Patricia Leigh Brown profiles a restorative justice program in Oakland, which, like similar programs in Chicago, Denver, Portland and Minneapolis, gives struggling students an alternative to violence and their schools an alternative to punitive discipline. In the Oakland program, students work through issues in talking circles, discussing what led to problematic behavior and how they can make amends. In the wake of post-Newtown demands to install more police in schools, several publications have printed stories about such programs.
— James Cersonsky focuses on labor and education.
“Lean In Litmus Test: Is This For Women Who Can Cry At Work?” by Tressie McMillan Cottom. tressiemc.com, April 1, 2013.
“‘Lean In’ sounds like it was written for women who can cry at work…. Crying at work is a euphemism for the myriad ways in which black women are sanctioned for demonstrating behavior from which white women benefit…. Sandberg doesn’t have to attend to things I care about like race, class, inequality and capitalism…. Privilege is about never having to critically engage the realities of others…. In effect, respecting Sandberg’s agency requires I stifle my own.” For people who think about labor, especially people who can cry at work (and the myriad male equivalents of crying at work), this is a must-read.

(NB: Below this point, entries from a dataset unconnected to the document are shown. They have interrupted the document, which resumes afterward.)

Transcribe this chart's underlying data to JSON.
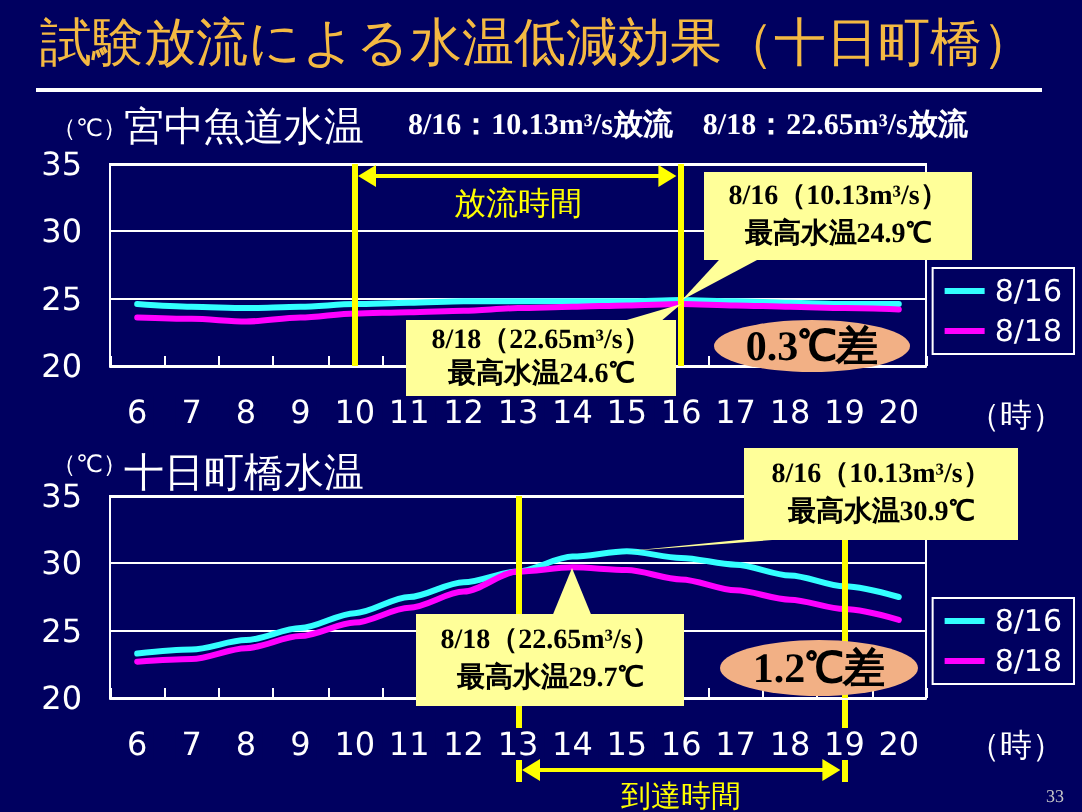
{
  "chart_data": [
    {
      "type": "line",
      "title": "試験放流による水温低減効果（十日町橋）",
      "subtitle": "宮中魚道水温",
      "xlabel": "（時）",
      "ylabel": "（℃）",
      "categories": [
        "6",
        "7",
        "8",
        "9",
        "10",
        "11",
        "12",
        "13",
        "14",
        "15",
        "16",
        "17",
        "18",
        "19",
        "20"
      ],
      "series": [
        {
          "name": "8/16",
          "color": "#33ffff",
          "values": [
            24.6,
            24.4,
            24.3,
            24.4,
            24.6,
            24.7,
            24.8,
            24.8,
            24.8,
            24.8,
            24.9,
            24.8,
            24.7,
            24.6,
            24.6
          ]
        },
        {
          "name": "8/18",
          "color": "#ff00ff",
          "values": [
            23.6,
            23.5,
            23.3,
            23.6,
            23.9,
            24.0,
            24.1,
            24.3,
            24.4,
            24.5,
            24.6,
            24.5,
            24.4,
            24.3,
            24.2
          ]
        }
      ],
      "ylim": [
        20,
        35
      ],
      "yticks": [
        20,
        25,
        30,
        35
      ],
      "grid": "y",
      "legend": "right",
      "marker": "none",
      "line_style": "solid",
      "ref_lines": [
        {
          "axis": "x",
          "value": "10",
          "color": "#ffff00"
        },
        {
          "axis": "x",
          "value": "16",
          "color": "#ffff00"
        }
      ],
      "annotations": [
        "8/16：10.13m³/s放流　8/18：22.65m³/s放流",
        "放流時間",
        {
          "text": "8/16（10.13m³/s）最高水温24.9℃",
          "x": "16",
          "y": 24.9
        },
        {
          "text": "8/18（22.65m³/s）最高水温24.6℃",
          "x": "16",
          "y": 24.6
        },
        "0.3℃差"
      ]
    },
    {
      "type": "line",
      "title": "十日町橋水温",
      "xlabel": "（時）",
      "ylabel": "（℃）",
      "categories": [
        "6",
        "7",
        "8",
        "9",
        "10",
        "11",
        "12",
        "13",
        "14",
        "15",
        "16",
        "17",
        "18",
        "19",
        "20"
      ],
      "series": [
        {
          "name": "8/16",
          "color": "#33ffff",
          "values": [
            23.3,
            23.6,
            24.3,
            25.2,
            26.3,
            27.5,
            28.6,
            29.4,
            30.5,
            30.9,
            30.4,
            29.9,
            29.1,
            28.3,
            27.5
          ]
        },
        {
          "name": "8/18",
          "color": "#ff00ff",
          "values": [
            22.7,
            22.9,
            23.7,
            24.6,
            25.6,
            26.7,
            27.9,
            29.4,
            29.7,
            29.5,
            28.8,
            28.0,
            27.3,
            26.6,
            25.8
          ]
        }
      ],
      "ylim": [
        20,
        35
      ],
      "yticks": [
        20,
        25,
        30,
        35
      ],
      "grid": "y",
      "legend": "right",
      "marker": "none",
      "line_style": "solid",
      "ref_lines": [
        {
          "axis": "x",
          "value": "13",
          "color": "#ffff00"
        },
        {
          "axis": "x",
          "value": "19",
          "color": "#ffff00"
        }
      ],
      "annotations": [
        "到達時間",
        {
          "text": "8/16（10.13m³/s）最高水温30.9℃",
          "x": "15",
          "y": 30.9
        },
        {
          "text": "8/18（22.65m³/s）最高水温29.7℃",
          "x": "14",
          "y": 29.7
        },
        "1.2℃差",
        "33"
      ]
    }
  ]
}
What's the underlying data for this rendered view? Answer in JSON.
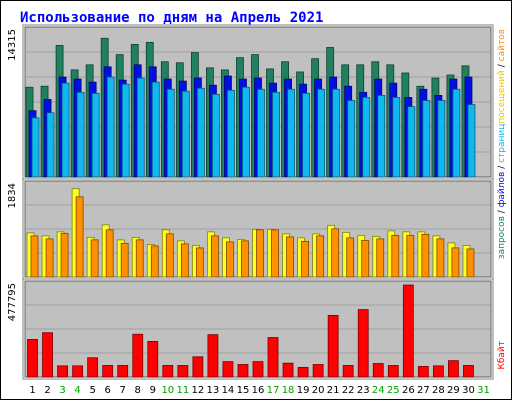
{
  "chart_data": {
    "type": "bar",
    "title": "Использование по дням на Апрель 2021",
    "categories": [
      "1",
      "2",
      "3",
      "4",
      "5",
      "6",
      "7",
      "8",
      "9",
      "10",
      "11",
      "12",
      "13",
      "14",
      "15",
      "16",
      "17",
      "18",
      "19",
      "20",
      "21",
      "22",
      "23",
      "24",
      "25",
      "26",
      "27",
      "28",
      "29",
      "30",
      "31"
    ],
    "weekend_days": [
      "3",
      "4",
      "10",
      "11",
      "17",
      "18",
      "24",
      "25",
      "31"
    ],
    "panels": [
      {
        "name": "requests",
        "scale_max_label": "14315",
        "ymax": 14315,
        "series": [
          {
            "name": "запросов",
            "color": "#208060",
            "values": [
              8800,
              8900,
              12900,
              10500,
              11000,
              13600,
              12000,
              13000,
              13200,
              11300,
              11200,
              12200,
              10700,
              10500,
              11700,
              12000,
              10600,
              11300,
              10300,
              11600,
              12700,
              11000,
              11000,
              11300,
              11000,
              10200,
              8900,
              9700,
              10000,
              10900,
              0
            ]
          },
          {
            "name": "файлов",
            "color": "#0010e0",
            "values": [
              6500,
              7600,
              9800,
              9600,
              9300,
              10800,
              9500,
              11000,
              10800,
              9600,
              9400,
              9700,
              9000,
              9900,
              9600,
              9700,
              9200,
              9600,
              9100,
              9600,
              9800,
              8900,
              8300,
              9600,
              9200,
              7800,
              8600,
              8000,
              9600,
              9800,
              0
            ]
          },
          {
            "name": "страниц",
            "color": "#10b8f0",
            "values": [
              5800,
              6300,
              9200,
              8300,
              8200,
              9800,
              9100,
              9700,
              9300,
              8600,
              8400,
              8700,
              8100,
              8500,
              8800,
              8600,
              8300,
              8600,
              8200,
              8600,
              8600,
              7500,
              7800,
              8000,
              7800,
              6900,
              7500,
              7500,
              8600,
              7100,
              0
            ]
          }
        ]
      },
      {
        "name": "visits",
        "scale_max_label": "1834",
        "ymax": 1834,
        "series": [
          {
            "name": "посещений",
            "color": "#ffff20",
            "values": [
              880,
              820,
              900,
              1760,
              790,
              1040,
              740,
              790,
              650,
              940,
              720,
              630,
              900,
              780,
              750,
              950,
              950,
              860,
              780,
              860,
              1030,
              890,
              830,
              810,
              920,
              900,
              900,
              820,
              680,
              630,
              0
            ]
          },
          {
            "name": "сайтов",
            "color": "#ff9000",
            "values": [
              820,
              760,
              870,
              1600,
              740,
              940,
              670,
              740,
              620,
              860,
              660,
              580,
              820,
              700,
              720,
              940,
              940,
              800,
              710,
              820,
              960,
              780,
              730,
              760,
              830,
              830,
              850,
              760,
              580,
              560,
              0
            ]
          }
        ]
      },
      {
        "name": "traffic",
        "scale_max_label": "477795",
        "ymax": 477795,
        "series": [
          {
            "name": "Кбайт",
            "color": "#ff0000",
            "values": [
              195000,
              230000,
              58000,
              58000,
              100000,
              60000,
              60000,
              222000,
              185000,
              60000,
              60000,
              105000,
              220000,
              80000,
              65000,
              80000,
              205000,
              72000,
              50000,
              65000,
              320000,
              60000,
              350000,
              70000,
              60000,
              477795,
              55000,
              58000,
              85000,
              60000,
              0
            ]
          }
        ]
      }
    ],
    "right_axis_label": {
      "top_parts": [
        {
          "text": "запросов",
          "color": "#208060"
        },
        {
          "text": " / ",
          "color": "#000000"
        },
        {
          "text": "файлов",
          "color": "#0010e0"
        },
        {
          "text": " / ",
          "color": "#000000"
        },
        {
          "text": "страниц",
          "color": "#10b8f0"
        },
        {
          "text": "посещений",
          "color": "#e6c800"
        },
        {
          "text": " / ",
          "color": "#000000"
        },
        {
          "text": "сайтов",
          "color": "#ff9000"
        }
      ],
      "bottom_parts": [
        {
          "text": "Кбайт",
          "color": "#ff0000"
        }
      ]
    },
    "colors": {
      "plot_background": "#c0c0c0",
      "gridline": "#a0a0a0",
      "title": "#0000ff",
      "weekday_label": "#000000",
      "weekend_label": "#00a000"
    }
  }
}
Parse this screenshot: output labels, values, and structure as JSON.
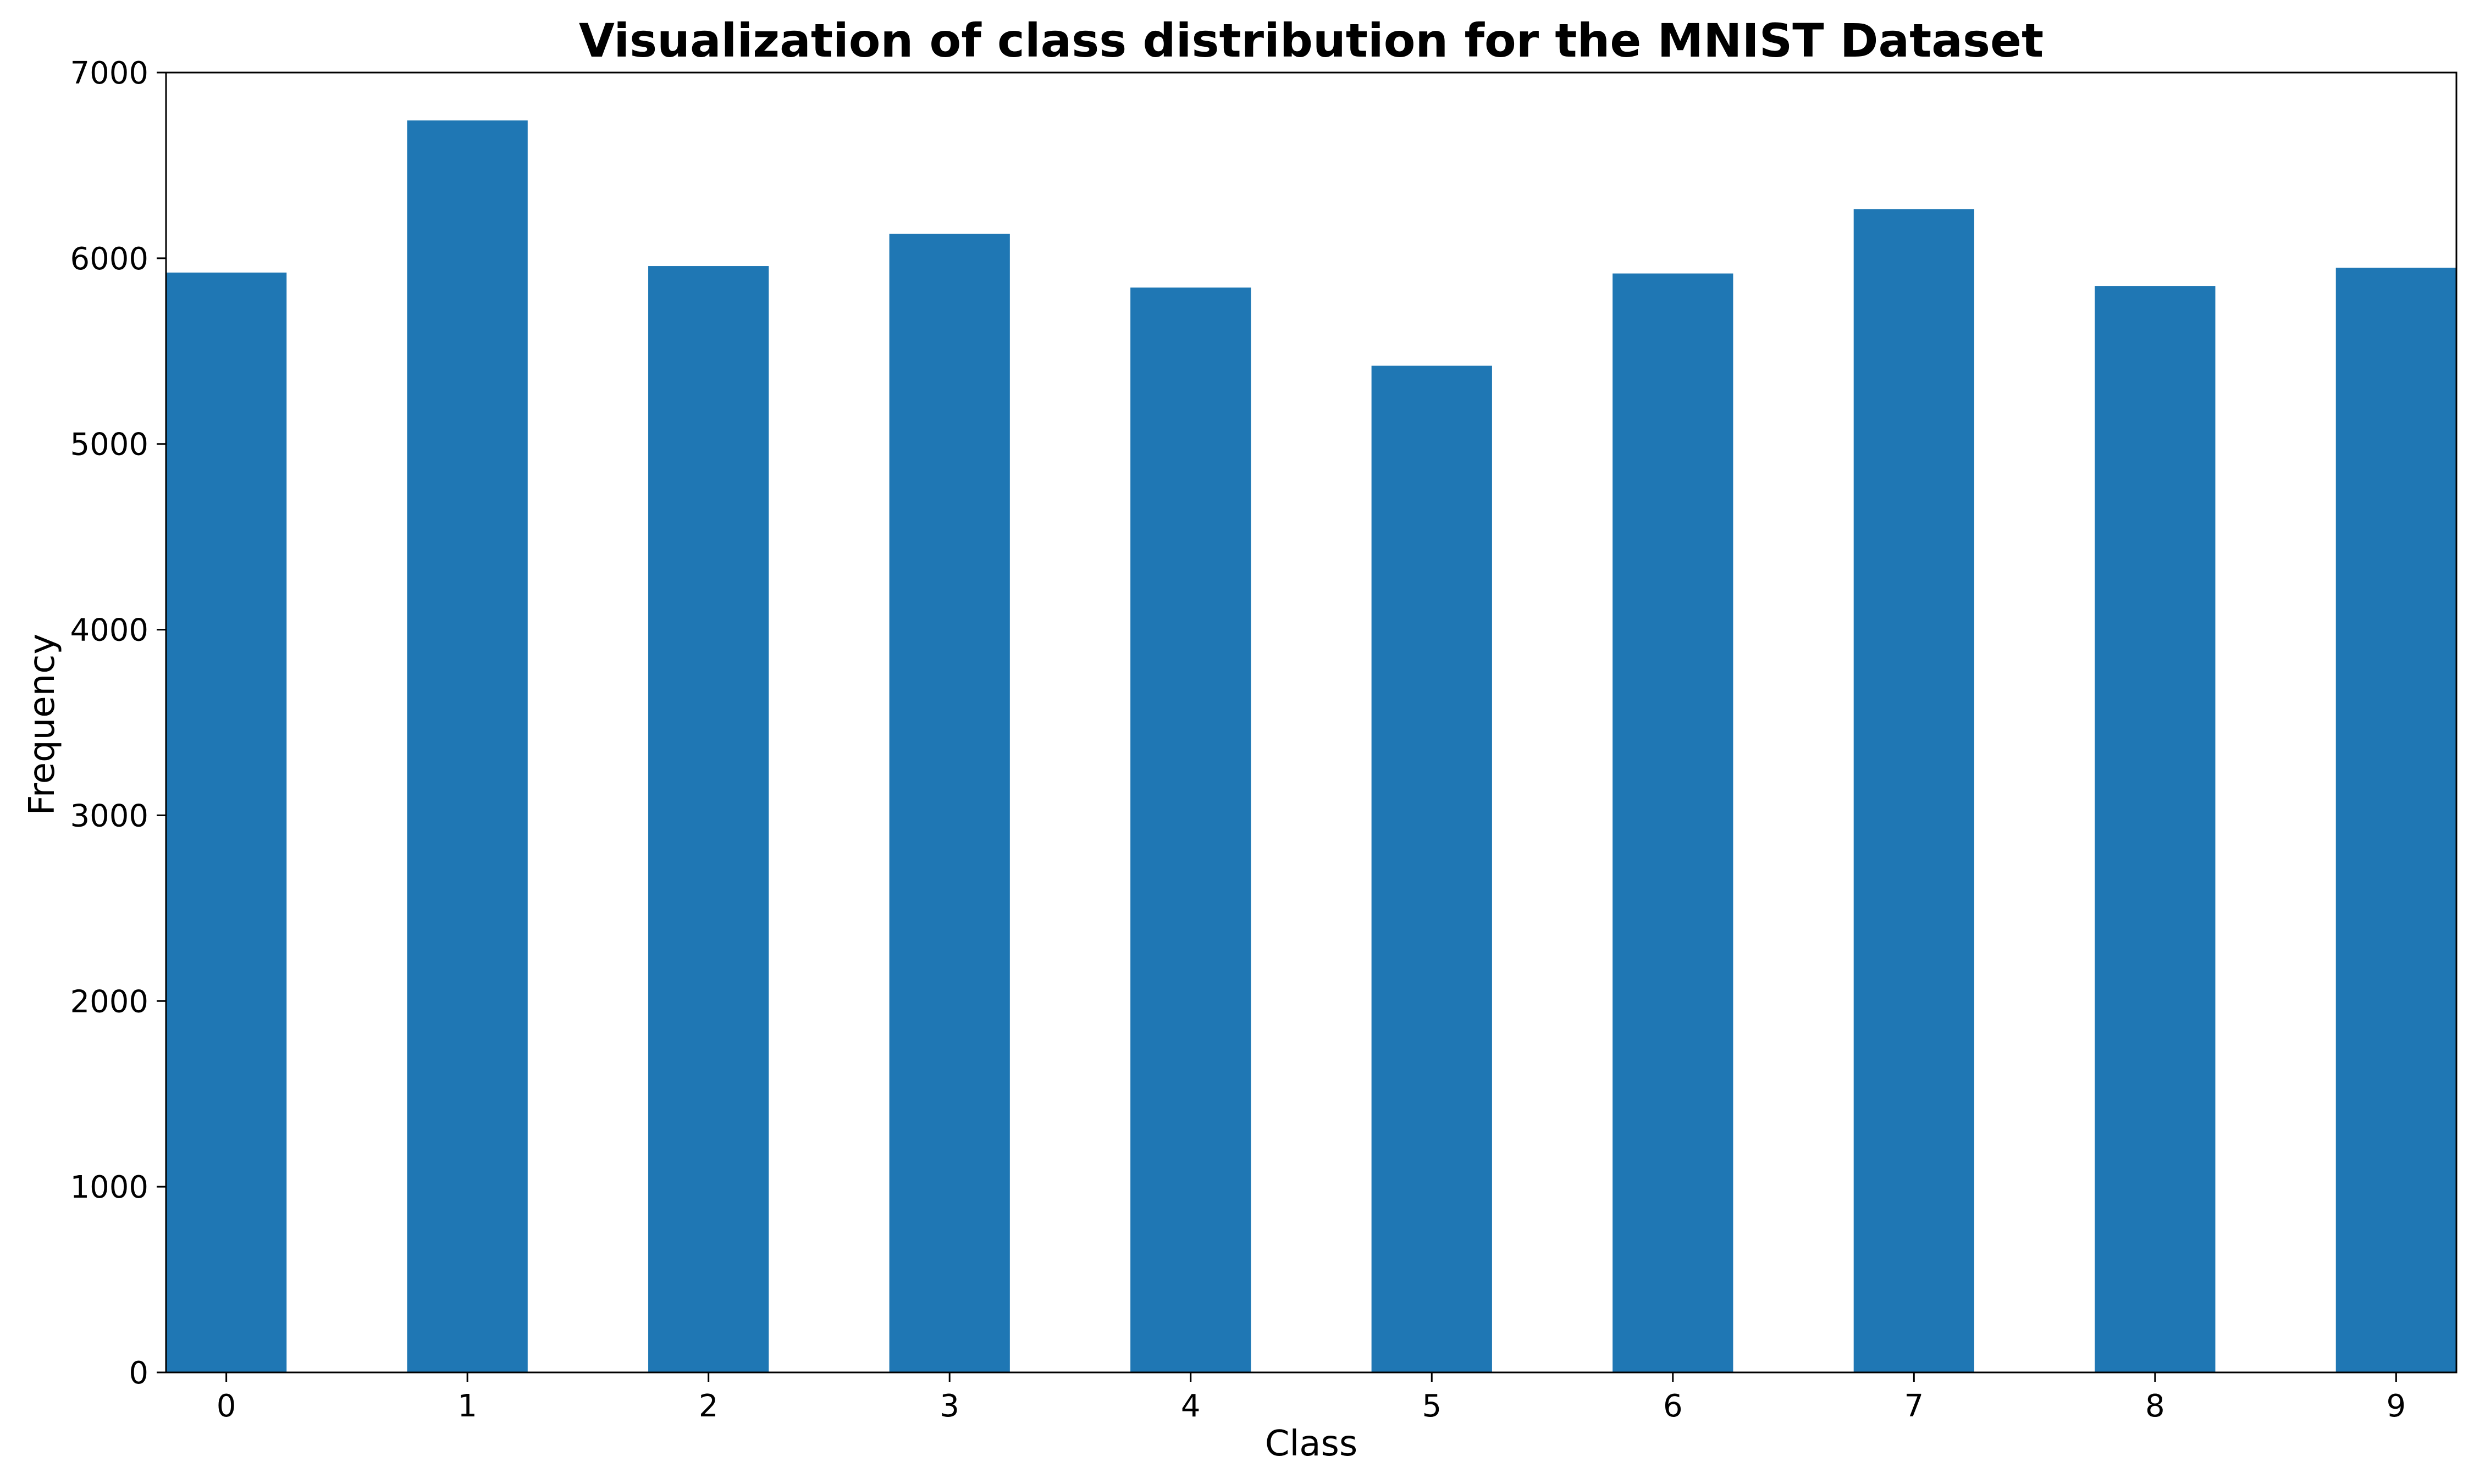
{
  "chart_data": {
    "type": "bar",
    "title": "Visualization of class distribution for the MNIST Dataset",
    "xlabel": "Class",
    "ylabel": "Frequency",
    "categories": [
      "0",
      "1",
      "2",
      "3",
      "4",
      "5",
      "6",
      "7",
      "8",
      "9"
    ],
    "values": [
      5923,
      6742,
      5958,
      6131,
      5842,
      5421,
      5918,
      6265,
      5851,
      5949
    ],
    "ylim": [
      0,
      7000
    ],
    "yticks": [
      "0",
      "1000",
      "2000",
      "3000",
      "4000",
      "5000",
      "6000",
      "7000"
    ],
    "grid": false,
    "legend": "none",
    "bar_color": "#1f77b4"
  }
}
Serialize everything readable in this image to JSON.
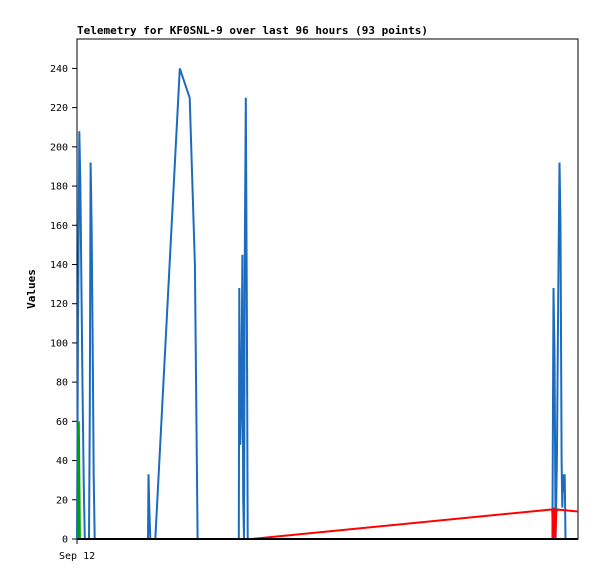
{
  "chart_data": {
    "type": "line",
    "title": "Telemetry for KF0SNL-9 over last 96 hours (93 points)",
    "ylabel": "Values",
    "xlabel": "",
    "x_tick_labels": [
      "Sep 12"
    ],
    "x_range_hours": [
      0,
      96
    ],
    "ylim": [
      0,
      255
    ],
    "y_ticks": [
      0,
      20,
      40,
      60,
      80,
      100,
      120,
      140,
      160,
      180,
      200,
      220,
      240
    ],
    "grid": false,
    "legend": "none",
    "series": [
      {
        "color": "#1c6bbf",
        "points": [
          [
            0.0,
            0
          ],
          [
            0.2,
            105
          ],
          [
            0.45,
            208
          ],
          [
            0.65,
            180
          ],
          [
            0.85,
            130
          ],
          [
            1.05,
            78
          ],
          [
            1.3,
            26
          ],
          [
            1.5,
            0
          ],
          [
            2.3,
            0
          ],
          [
            2.45,
            65
          ],
          [
            2.6,
            192
          ],
          [
            2.8,
            160
          ],
          [
            3.0,
            97
          ],
          [
            3.2,
            32
          ],
          [
            3.4,
            0
          ],
          [
            13.6,
            0
          ],
          [
            13.7,
            33
          ],
          [
            13.85,
            16
          ],
          [
            14.05,
            0
          ],
          [
            15.0,
            0
          ],
          [
            19.7,
            240
          ],
          [
            21.6,
            225
          ],
          [
            22.6,
            140
          ],
          [
            23.1,
            0
          ],
          [
            31.0,
            0
          ],
          [
            31.1,
            128
          ],
          [
            31.3,
            48
          ],
          [
            31.5,
            72
          ],
          [
            31.7,
            145
          ],
          [
            31.85,
            20
          ],
          [
            32.0,
            0
          ],
          [
            32.15,
            145
          ],
          [
            32.35,
            225
          ],
          [
            32.55,
            112
          ],
          [
            32.7,
            0
          ],
          [
            91.1,
            0
          ],
          [
            91.3,
            128
          ],
          [
            91.5,
            96
          ],
          [
            91.7,
            0
          ],
          [
            91.95,
            40
          ],
          [
            92.2,
            122
          ],
          [
            92.45,
            192
          ],
          [
            92.65,
            160
          ],
          [
            92.85,
            40
          ],
          [
            93.0,
            16
          ],
          [
            93.15,
            33
          ],
          [
            93.3,
            24
          ],
          [
            93.45,
            33
          ],
          [
            93.6,
            0
          ],
          [
            93.85,
            0
          ]
        ]
      },
      {
        "color": "#ff0000",
        "points": [
          [
            0.0,
            0
          ],
          [
            33.5,
            0
          ],
          [
            90.7,
            15
          ],
          [
            91.05,
            15
          ],
          [
            91.25,
            0
          ],
          [
            91.45,
            16
          ],
          [
            91.65,
            0
          ],
          [
            91.85,
            14
          ],
          [
            92.1,
            15
          ],
          [
            96.0,
            14
          ]
        ]
      },
      {
        "color": "#00a000",
        "points": [
          [
            0.0,
            0
          ],
          [
            0.25,
            0
          ],
          [
            0.35,
            60
          ],
          [
            0.55,
            0
          ],
          [
            0.75,
            0
          ],
          [
            31.5,
            0
          ],
          [
            91.2,
            0
          ],
          [
            91.9,
            0
          ],
          [
            96.0,
            0
          ]
        ]
      },
      {
        "color": "#000000",
        "points": [
          [
            0.0,
            0
          ],
          [
            96.0,
            0
          ]
        ]
      }
    ]
  }
}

It’s also a must-read for those who, like Sheryl Sandberg (and tressiemc), assert agency through writing.
— Catherine Defontaine focuses on war, security and peace-related issues, African and French politics, peacekeeping and the link between conflicts and natural resources.
“Old Wine in New Bottles? Justifying France’s Military Intervention in Mali,” by Benedikt Erforth and George Deffner. Think Africa Press, March 18, 2013.
In less than two years, France has intervened three times in Africa: in Libya against Muammar Gaddafi, in the Ivory Coast to help arrest former president Laurent Gbagbo and now in Mali to fight terrorists and Islamists and guarantee the security of West Africa and Europe. However, despite its official rhetoric, the French government has failed to avoid accusations of neocolonialism and to relinquish its outmoded Françafrique system. Indeed, critics suggest that France’s intervention is motivated by its economic and strategic interests in the region and its ambitions to keep its status as an important player on the international level.